Cinq ans de travail réduits à néant. Dans les décombres encore fumants des bureaux de l’association ABK, des piles de manuels scolaires carbonisés côtoient les restes d’écrans plats et de canettes métalliques, vestiges de ce qui était encore dimanche une école et une épicerie solidaire.
Réunis devant les ruines de leurs locaux, les bénévoles n’ont pas de mots pour dire leur détresse, épuisés par une quasi nuit blanche. Soumeth Hamid, chargé de projet dans l’association, se souvient avec amertume des heures passées devant les flammes. “Un collègue s’est réveillé vers deux heures du matin pour aller aux toilettes quand il a vu le feu, on a essayé d’appeler les pompiers qui sont venus mais ça a pris du temps, ils n’ont pu commencer à éteindre le feu qu’à 3 heures et demi, donc on n’a eu aucune chance de sauver des objets. Tout le matériel informatique, bureautique, les articles, tout a brûlé.”
Par bonheur, les cases attenantes à l’association ont pu être sauvées, mais pour le matériel de l’association, qu’il s’agisse de l’école, du siège ou de la boutique, “il ne reste rien” déplore Soumeth Hamid. “Nous avions reçu 1800 savons de l’ARS, nous avons pu en distribuer 5 cartons mais tout le reste a brûlé”.
Pour ce bénévole, la cause n’est pas accidentelle. Même en l’absence “de preuve tangible”, “on ne pense pas que ce soit un accident, nous soupçonnons une action volontaire”. Le mobile possible ? “Depuis la création de l’association, nous empêchons des actes de violence, est ce qu’on a voulu nous mettre en difficulté ? On est en recherche d’informations”.
Du côté du commissariat, aucune piste n’est écartée, mais l’enquête débute tout juste.
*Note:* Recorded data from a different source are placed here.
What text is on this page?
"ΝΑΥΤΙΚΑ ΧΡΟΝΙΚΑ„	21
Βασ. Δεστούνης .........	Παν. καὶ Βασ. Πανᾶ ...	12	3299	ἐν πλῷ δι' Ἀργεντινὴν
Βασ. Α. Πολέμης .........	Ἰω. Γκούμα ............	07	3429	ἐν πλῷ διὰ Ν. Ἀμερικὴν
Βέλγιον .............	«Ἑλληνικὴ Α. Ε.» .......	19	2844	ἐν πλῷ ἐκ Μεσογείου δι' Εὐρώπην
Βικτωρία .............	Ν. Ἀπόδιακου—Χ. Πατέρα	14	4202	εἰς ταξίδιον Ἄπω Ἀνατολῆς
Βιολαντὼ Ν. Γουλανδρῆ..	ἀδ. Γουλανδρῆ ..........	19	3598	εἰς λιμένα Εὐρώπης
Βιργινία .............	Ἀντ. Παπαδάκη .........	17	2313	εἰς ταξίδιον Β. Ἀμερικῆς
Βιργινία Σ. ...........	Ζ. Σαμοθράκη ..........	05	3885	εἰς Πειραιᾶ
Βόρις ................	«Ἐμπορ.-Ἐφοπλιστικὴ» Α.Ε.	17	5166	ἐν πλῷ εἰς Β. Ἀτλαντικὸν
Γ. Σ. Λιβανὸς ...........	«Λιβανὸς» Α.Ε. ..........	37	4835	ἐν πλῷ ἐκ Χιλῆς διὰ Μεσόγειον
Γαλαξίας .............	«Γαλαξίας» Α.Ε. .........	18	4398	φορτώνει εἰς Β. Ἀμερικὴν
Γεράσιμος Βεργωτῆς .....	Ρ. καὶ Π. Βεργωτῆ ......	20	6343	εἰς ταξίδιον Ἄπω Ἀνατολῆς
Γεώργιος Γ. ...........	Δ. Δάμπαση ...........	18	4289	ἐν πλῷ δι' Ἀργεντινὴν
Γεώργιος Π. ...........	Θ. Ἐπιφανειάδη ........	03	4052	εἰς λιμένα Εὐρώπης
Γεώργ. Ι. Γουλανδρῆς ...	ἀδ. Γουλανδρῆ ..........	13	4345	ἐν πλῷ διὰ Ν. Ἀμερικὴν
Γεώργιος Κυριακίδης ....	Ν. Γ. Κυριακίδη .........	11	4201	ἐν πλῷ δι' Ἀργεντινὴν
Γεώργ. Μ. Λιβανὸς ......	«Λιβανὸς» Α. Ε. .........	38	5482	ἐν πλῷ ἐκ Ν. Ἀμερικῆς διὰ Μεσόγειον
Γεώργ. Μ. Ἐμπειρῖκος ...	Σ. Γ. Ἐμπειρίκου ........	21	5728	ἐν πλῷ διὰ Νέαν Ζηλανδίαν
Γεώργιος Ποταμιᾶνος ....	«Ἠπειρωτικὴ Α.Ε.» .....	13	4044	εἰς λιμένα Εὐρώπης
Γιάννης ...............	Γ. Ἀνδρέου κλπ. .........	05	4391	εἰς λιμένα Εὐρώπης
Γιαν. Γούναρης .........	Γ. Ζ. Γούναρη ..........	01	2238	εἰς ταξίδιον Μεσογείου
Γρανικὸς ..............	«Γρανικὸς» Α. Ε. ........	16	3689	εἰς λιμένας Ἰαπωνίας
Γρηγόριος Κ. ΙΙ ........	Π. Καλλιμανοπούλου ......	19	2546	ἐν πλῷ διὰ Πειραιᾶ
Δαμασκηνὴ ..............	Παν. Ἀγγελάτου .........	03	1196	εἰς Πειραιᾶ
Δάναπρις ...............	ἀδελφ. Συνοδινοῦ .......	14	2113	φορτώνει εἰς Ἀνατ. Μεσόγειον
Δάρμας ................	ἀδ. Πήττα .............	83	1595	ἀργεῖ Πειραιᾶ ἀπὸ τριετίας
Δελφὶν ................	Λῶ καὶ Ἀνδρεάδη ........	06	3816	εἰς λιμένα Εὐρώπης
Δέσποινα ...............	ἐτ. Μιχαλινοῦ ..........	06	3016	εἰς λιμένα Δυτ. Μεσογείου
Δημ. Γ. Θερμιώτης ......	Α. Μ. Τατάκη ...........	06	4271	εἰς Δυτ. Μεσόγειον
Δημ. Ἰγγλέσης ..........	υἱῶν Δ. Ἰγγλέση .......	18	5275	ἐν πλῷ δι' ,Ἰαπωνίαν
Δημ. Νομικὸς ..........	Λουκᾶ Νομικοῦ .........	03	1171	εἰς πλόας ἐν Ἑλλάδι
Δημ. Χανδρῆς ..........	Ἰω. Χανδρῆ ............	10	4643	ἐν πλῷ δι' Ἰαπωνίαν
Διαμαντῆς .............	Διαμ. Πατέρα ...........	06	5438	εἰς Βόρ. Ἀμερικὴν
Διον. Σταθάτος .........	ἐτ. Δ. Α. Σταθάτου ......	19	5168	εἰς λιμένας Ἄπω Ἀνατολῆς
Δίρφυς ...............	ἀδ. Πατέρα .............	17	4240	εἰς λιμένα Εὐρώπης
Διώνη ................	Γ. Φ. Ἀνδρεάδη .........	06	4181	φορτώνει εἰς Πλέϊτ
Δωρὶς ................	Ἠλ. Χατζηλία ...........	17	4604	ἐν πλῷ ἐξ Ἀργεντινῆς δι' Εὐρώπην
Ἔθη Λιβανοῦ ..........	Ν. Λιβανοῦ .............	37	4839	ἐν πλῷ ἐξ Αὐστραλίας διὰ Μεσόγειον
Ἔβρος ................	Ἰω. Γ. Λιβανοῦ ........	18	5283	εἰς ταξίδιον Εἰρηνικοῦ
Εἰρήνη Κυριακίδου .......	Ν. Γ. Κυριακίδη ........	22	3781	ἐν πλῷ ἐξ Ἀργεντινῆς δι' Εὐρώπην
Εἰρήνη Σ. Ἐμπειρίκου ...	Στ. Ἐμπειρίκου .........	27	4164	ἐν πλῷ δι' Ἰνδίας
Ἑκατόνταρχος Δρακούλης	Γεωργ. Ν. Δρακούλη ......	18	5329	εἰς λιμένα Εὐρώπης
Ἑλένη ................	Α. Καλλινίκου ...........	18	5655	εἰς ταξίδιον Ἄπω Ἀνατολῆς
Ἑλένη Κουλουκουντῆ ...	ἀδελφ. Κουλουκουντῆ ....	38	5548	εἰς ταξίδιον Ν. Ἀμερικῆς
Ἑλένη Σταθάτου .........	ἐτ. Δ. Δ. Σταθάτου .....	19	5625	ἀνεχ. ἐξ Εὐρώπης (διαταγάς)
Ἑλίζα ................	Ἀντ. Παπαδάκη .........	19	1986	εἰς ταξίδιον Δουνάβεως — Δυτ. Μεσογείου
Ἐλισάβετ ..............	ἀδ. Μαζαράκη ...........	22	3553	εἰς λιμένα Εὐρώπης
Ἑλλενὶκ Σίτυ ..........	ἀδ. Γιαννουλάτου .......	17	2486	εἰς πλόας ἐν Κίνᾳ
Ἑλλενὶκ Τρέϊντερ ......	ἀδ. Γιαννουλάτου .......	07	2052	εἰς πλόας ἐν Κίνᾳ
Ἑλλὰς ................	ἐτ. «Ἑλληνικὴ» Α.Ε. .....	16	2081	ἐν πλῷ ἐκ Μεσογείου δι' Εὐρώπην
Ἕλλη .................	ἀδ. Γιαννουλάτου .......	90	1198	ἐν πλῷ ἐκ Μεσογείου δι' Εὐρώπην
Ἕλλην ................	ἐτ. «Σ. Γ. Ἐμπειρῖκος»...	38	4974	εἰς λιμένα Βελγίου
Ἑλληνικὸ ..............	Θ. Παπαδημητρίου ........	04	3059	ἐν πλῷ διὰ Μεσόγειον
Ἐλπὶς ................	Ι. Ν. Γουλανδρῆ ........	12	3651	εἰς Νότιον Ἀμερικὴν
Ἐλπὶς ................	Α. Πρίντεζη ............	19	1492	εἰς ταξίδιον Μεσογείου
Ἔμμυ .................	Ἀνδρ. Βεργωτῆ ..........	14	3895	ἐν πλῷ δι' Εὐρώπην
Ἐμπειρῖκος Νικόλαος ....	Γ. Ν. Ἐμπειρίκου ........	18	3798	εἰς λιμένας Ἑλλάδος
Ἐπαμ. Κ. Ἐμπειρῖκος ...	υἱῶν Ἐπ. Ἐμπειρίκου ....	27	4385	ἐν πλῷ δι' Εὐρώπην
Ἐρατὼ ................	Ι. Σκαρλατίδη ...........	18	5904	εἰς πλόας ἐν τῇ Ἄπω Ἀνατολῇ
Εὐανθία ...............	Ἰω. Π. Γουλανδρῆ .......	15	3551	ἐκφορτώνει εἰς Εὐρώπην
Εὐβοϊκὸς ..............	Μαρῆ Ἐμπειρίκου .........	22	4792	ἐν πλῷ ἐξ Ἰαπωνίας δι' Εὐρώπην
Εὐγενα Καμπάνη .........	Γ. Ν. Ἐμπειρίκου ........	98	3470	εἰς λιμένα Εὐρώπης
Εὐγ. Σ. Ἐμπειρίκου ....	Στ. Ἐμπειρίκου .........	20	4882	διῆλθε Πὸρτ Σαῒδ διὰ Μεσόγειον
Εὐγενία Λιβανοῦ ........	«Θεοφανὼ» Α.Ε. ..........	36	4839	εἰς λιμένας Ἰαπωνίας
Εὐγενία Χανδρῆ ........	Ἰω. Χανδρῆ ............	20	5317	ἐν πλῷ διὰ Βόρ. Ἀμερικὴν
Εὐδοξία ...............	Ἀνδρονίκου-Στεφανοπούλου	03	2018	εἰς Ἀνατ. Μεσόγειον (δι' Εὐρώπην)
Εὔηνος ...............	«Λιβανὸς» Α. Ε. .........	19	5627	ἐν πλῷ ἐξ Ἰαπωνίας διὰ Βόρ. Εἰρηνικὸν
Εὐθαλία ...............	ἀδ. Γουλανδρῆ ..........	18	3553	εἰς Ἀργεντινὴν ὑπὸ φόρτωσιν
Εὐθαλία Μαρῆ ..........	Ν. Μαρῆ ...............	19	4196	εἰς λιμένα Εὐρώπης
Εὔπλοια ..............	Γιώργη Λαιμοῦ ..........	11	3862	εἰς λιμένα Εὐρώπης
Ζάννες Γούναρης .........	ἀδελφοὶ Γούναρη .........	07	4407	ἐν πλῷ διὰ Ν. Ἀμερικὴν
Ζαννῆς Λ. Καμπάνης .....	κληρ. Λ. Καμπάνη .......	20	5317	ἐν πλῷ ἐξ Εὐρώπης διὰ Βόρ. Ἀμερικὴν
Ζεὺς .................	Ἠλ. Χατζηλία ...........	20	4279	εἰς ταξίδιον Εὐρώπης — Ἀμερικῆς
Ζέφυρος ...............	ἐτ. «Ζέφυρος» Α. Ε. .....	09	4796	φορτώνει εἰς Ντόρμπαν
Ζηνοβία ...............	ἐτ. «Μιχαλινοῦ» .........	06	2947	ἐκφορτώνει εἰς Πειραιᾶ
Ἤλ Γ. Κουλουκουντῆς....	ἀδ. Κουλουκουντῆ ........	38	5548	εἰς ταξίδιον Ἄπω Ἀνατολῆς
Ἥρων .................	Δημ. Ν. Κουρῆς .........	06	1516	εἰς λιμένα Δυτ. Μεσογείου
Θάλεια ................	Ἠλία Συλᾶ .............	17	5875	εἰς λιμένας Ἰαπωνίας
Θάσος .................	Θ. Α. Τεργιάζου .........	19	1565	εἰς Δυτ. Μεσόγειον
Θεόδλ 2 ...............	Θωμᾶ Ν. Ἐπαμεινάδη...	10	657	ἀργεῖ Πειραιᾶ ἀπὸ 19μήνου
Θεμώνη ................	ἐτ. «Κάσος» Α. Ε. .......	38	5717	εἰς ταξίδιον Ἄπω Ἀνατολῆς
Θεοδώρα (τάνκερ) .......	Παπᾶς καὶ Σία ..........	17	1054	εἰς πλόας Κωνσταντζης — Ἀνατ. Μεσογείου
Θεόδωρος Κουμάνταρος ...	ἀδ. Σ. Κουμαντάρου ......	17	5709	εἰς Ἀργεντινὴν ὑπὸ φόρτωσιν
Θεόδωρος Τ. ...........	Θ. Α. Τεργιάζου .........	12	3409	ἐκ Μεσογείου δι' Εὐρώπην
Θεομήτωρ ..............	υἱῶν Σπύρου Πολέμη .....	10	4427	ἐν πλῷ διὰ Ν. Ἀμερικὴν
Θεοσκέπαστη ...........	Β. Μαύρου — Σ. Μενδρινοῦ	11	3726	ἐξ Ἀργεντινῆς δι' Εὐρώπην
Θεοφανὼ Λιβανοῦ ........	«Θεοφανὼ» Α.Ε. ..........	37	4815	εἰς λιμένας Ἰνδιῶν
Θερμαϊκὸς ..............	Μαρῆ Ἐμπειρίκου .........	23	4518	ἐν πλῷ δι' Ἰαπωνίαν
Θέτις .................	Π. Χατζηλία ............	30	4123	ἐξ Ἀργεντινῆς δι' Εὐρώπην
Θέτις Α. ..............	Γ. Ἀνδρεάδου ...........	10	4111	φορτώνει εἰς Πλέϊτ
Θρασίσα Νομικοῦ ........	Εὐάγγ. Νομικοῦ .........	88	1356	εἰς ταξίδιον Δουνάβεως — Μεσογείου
Une enquête d’autant plus douloureuse que le bureau partenariat et prévention de la police de Mamoudzou entretient des liens étroits avec cette association créée en 2016 et initiatrice des Gilets Jaunes, qui avaient un temps réussi à pacifier la zone avant d’être dissous.
“Une catastrophe”
En attendant les résultats de l’enquête, pour ABK, la situation est une “catastrophe, il ne reste rien comment on va travailler ?” s’interroge Soumeth Hamid, pas certain de pouvoir mener à bien les actions prévues en 2021. L’association en appelle désormais aux dons pour rebondir*.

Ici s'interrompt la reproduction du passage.